Initial Stages of Hydrogen-Enhanced Methane Reduction of Nickel Oxide

This study investigates the initial stages of hydrogen-enhanced methane (CH4) reduction of nickel oxide (NiO) under reduced gas pressure (below 15 kPa) at 1050 degrees C. An experimental setup to investigate the reduction process enabled rapid (10-100 ms) reaction termination and quenching of samples to probe these early stages. The effects of hydrogen (H-2) pretreatment on NiO and the reduction with H-2 + CH4 mixtures with a low H-2 content are investigated at nearly zero degrees of conversion. The results are compared to reductions by H-2 or CH4 under similar conditions.

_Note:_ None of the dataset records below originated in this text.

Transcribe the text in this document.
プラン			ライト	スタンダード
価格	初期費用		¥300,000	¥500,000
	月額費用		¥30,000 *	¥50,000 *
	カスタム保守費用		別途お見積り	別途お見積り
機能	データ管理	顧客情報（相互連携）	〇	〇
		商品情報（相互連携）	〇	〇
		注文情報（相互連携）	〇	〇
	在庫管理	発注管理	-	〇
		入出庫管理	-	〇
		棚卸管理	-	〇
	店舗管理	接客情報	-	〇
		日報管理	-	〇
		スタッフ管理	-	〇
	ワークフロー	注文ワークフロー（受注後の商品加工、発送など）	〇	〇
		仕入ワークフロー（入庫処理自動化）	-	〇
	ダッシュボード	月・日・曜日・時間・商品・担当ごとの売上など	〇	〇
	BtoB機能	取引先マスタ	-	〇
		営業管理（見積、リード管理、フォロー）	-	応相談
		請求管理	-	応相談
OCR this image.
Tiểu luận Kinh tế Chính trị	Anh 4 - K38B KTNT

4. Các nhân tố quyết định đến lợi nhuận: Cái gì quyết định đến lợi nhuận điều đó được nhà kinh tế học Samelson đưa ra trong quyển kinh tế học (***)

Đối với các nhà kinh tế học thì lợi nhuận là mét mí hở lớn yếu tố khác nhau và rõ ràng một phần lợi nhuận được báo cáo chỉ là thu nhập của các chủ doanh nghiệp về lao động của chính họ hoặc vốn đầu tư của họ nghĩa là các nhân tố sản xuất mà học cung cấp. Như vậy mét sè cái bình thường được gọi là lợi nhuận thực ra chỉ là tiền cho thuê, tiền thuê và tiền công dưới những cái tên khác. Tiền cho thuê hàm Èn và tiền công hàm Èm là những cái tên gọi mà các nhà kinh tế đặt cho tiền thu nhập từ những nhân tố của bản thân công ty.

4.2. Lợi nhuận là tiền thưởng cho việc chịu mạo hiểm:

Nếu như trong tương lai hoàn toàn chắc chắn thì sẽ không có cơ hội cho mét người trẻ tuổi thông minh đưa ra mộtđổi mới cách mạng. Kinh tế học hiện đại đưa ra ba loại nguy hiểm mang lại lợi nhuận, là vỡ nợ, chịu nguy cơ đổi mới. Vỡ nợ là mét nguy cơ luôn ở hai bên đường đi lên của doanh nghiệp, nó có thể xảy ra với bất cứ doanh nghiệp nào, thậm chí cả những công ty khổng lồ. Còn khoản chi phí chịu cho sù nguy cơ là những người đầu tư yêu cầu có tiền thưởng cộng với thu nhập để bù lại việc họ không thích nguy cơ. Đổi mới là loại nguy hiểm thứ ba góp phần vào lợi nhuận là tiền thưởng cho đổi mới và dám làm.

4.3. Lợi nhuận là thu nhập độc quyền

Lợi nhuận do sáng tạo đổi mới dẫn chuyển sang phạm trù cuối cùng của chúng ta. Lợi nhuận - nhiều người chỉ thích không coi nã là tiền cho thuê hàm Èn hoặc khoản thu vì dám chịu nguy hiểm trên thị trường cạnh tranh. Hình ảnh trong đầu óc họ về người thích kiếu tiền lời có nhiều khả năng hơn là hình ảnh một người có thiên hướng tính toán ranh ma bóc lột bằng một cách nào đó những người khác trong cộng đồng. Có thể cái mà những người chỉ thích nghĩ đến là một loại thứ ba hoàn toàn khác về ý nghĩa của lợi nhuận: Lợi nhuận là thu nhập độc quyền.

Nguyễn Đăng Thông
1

Even brief H-2 pretreatment or low H-2 content in the H-2 + CH4 mixture significantly alters the nucleation and kinetics of CH4 reduction. In the absence of H-2, during CH4 reduction, Ni nuclei appear in selected areas on NiO and grow into the NiO bulk, forming a porous structure. High-resolution electron microscopy investigations suggest that H-2 facilitates rapid Ni nucleation on the entire surface of NiO crystals, while it does not change the growth mechanism. Continuous reduction leads to significant morphological evolution of Ni, creating nanoscale grains and porous structures. CH4 decomposition on nanoscale Ni accumulates carbon on the pore walls, and high carbon solubility in the newly reduced Ni lattice accelerates the overall reduction reaction. This finding is crucial for understanding the dynamics of NiO reduction in industrial applications, offering insights into optimizing the process for enhanced efficiency.